今日は野外遊び仲間と一緒にとある里山に行ってきた。
里山と言っても、遠目からはただの緑の山だけれど、
そこは山全体が岩でできていて、
しょっぱなから四本足で這いずり上がらなければならない。
言ってみれば、大きなアスレチックランドのようなところである。
仲間の中にはバランスの悪い人もいて、
そんな人が岩壁をよじ登ったりする時には、
誰かが支えて上げなければならなかった。
彼女を後続で支える友は、
靴や膝などに彼女の靴を踏まさせながら、一生懸命にフォローした。
それを見守る私たちは強い仲間意識に支えられている。
そして、多分、倍の時間はかかって山頂岩に着いた。
そこまでの道は立ちはだかる大岩があったり、
鉄梯子があったり、町を見下ろすパノラマ見晴らしのベンチがあったり、
ギリギリの幅の岩のトンネルがあったりして、
みんな感嘆の声を上げながらとても喜んでいた。
梅雨の雲はこれまでと違い、朝から嘘のように晴れ上がっていた。
山頂岩のランチタイムは子供の遠足そのもの。
広い空の下ではもうマスクは不要だ。
食べ終わると、この里山のクライマックスに向かった。
帰りは垂直の一枚岩を50メートル以上鎖を頼りに下りなければならない。
ここは見物のみである。
もちろん腕力に自信のない私もそこは下らない。
さて、仲間のうち誰がここを下るのか。
ひそかに楽しみにしていた私。
見物客の見守る中で、高所の好きな仲間がいきなり降り始めた。
彼女はこういうところが大好きなのだから予想通りの行動だった。
でも、この数年、病に悩まされていた仲間のひとりが、
じっと崖下を覗き込み、しばらく逡巡した末、
「私、下りるわ。
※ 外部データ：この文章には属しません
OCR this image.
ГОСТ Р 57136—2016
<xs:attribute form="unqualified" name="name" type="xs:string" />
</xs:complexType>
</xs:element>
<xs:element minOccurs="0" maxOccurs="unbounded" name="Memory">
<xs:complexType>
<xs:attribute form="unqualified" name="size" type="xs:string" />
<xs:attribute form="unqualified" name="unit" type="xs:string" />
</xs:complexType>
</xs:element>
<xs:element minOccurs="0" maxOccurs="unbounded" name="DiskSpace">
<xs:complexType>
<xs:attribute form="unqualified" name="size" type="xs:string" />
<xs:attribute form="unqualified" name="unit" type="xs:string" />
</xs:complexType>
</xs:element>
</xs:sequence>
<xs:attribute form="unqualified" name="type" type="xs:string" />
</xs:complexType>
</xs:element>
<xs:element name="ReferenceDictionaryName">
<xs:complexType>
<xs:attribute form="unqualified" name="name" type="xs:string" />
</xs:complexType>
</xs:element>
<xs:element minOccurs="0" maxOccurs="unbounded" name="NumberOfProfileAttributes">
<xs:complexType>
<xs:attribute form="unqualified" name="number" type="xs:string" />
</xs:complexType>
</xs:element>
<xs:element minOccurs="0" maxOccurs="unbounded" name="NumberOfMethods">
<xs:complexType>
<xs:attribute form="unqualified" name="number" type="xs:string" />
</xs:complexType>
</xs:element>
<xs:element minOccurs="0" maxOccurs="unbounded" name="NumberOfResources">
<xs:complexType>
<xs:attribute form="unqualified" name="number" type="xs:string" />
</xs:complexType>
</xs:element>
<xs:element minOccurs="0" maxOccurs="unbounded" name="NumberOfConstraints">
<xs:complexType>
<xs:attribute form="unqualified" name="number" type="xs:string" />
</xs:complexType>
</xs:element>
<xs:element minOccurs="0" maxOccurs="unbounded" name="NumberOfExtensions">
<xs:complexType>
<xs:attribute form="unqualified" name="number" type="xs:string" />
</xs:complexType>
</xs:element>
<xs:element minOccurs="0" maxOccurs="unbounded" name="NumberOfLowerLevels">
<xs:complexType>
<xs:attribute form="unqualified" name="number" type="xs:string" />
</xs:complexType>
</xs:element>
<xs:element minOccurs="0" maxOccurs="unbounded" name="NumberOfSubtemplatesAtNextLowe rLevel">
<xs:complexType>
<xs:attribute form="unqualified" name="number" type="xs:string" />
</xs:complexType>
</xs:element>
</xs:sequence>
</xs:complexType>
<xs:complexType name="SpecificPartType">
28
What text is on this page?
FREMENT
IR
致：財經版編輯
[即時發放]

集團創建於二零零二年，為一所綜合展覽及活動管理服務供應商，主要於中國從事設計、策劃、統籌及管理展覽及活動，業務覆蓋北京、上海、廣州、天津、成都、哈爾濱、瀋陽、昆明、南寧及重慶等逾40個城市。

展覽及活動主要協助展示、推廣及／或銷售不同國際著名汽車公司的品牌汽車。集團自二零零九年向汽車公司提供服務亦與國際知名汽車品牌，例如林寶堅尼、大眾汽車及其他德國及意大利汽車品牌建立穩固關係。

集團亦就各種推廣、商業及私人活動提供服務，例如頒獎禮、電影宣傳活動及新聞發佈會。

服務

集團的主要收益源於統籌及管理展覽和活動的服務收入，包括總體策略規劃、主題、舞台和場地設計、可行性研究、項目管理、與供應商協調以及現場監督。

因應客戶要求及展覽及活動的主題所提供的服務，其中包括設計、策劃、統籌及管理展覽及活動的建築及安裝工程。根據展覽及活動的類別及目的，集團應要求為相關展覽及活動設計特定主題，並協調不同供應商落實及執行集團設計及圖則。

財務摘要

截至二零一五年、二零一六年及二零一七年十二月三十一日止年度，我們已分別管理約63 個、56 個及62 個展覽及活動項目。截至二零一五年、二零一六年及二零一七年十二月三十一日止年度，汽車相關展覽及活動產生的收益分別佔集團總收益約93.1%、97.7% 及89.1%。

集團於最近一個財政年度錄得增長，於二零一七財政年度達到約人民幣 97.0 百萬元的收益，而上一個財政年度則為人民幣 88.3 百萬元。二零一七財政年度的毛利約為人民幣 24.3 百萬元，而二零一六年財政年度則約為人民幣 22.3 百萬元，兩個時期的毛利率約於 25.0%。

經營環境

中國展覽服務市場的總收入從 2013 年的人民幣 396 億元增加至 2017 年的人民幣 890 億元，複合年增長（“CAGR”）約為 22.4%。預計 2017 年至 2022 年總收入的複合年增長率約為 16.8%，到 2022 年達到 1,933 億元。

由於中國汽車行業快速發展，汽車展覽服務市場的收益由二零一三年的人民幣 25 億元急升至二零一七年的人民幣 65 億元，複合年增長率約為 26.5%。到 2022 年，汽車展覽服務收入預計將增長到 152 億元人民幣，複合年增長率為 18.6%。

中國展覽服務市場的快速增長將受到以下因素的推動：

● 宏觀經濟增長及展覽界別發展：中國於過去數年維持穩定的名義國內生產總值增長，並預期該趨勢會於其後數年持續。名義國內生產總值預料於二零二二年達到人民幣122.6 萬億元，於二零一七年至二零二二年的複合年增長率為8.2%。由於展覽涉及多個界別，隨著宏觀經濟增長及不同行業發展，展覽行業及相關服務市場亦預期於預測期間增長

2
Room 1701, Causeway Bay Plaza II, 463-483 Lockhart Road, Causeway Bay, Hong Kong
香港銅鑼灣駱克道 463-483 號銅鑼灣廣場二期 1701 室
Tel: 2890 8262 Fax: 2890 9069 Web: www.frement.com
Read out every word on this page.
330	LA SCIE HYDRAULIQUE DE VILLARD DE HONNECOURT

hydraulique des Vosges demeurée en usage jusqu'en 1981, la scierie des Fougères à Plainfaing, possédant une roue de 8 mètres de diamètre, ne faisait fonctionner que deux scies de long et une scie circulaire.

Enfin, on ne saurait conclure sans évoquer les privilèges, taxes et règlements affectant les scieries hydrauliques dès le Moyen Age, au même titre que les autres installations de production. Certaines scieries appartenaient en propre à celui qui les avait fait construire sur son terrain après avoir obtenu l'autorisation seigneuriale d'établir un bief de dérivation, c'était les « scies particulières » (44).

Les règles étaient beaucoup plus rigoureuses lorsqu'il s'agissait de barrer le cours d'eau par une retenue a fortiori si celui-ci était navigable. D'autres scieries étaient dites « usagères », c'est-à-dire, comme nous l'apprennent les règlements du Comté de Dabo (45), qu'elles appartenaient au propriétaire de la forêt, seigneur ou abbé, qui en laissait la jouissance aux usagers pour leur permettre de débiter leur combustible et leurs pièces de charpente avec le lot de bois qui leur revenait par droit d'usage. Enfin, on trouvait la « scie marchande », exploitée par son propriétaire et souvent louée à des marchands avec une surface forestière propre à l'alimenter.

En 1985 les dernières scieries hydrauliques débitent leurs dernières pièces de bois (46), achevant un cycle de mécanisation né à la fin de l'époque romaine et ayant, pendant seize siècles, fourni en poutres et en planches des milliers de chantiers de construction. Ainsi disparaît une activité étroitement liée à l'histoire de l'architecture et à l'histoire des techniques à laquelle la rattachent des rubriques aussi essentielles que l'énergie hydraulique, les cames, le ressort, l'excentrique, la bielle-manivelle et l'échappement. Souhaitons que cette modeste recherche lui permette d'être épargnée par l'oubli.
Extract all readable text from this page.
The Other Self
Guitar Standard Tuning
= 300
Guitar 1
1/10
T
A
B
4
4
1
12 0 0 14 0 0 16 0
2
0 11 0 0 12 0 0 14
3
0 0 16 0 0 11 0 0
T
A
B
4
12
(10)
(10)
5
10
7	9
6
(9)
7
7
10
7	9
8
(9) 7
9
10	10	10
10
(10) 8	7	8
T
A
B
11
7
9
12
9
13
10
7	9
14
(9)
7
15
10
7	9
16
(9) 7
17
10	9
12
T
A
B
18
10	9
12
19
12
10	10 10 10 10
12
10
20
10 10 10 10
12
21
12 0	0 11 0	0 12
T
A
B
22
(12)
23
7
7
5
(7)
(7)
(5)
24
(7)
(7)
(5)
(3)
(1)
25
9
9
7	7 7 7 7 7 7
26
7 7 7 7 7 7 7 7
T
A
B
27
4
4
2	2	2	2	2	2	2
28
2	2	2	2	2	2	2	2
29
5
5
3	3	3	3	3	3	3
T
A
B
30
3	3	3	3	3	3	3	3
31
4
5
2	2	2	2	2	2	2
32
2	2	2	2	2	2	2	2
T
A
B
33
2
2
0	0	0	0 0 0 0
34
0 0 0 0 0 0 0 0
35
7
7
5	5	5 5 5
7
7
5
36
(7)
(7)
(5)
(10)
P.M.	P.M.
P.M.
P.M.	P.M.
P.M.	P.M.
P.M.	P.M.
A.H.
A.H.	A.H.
面白そう」と言って準備にかかった。
彼女は突然免疫の病にかかりしばらく弱っていた。
医者にはこうした過激な野外遊びは禁じられている。
今は症状のない寛解期が続いているのだ。
そんな彼女が果敢にもこんな危険な崖に挑むなんて。
エスケープルートの長い回り道を歩いている間、
血に染まる岩を想像して私はとても心配だった。
でも、案ずることなく、二人は私たちを待っていた。
「待ちくたびれたわ」と、二人が言う。
その表情の何と晴れやかなこと!
今回の遊び場所は私が好きなこのアスレチックランドを紹介した。
少し不安もあったけれど、何より天気が晴れだったのが良かった。
雨だったらあの崖は下りられず、
何かふっ切れたような彼女の表情も見ることができなかったのだ。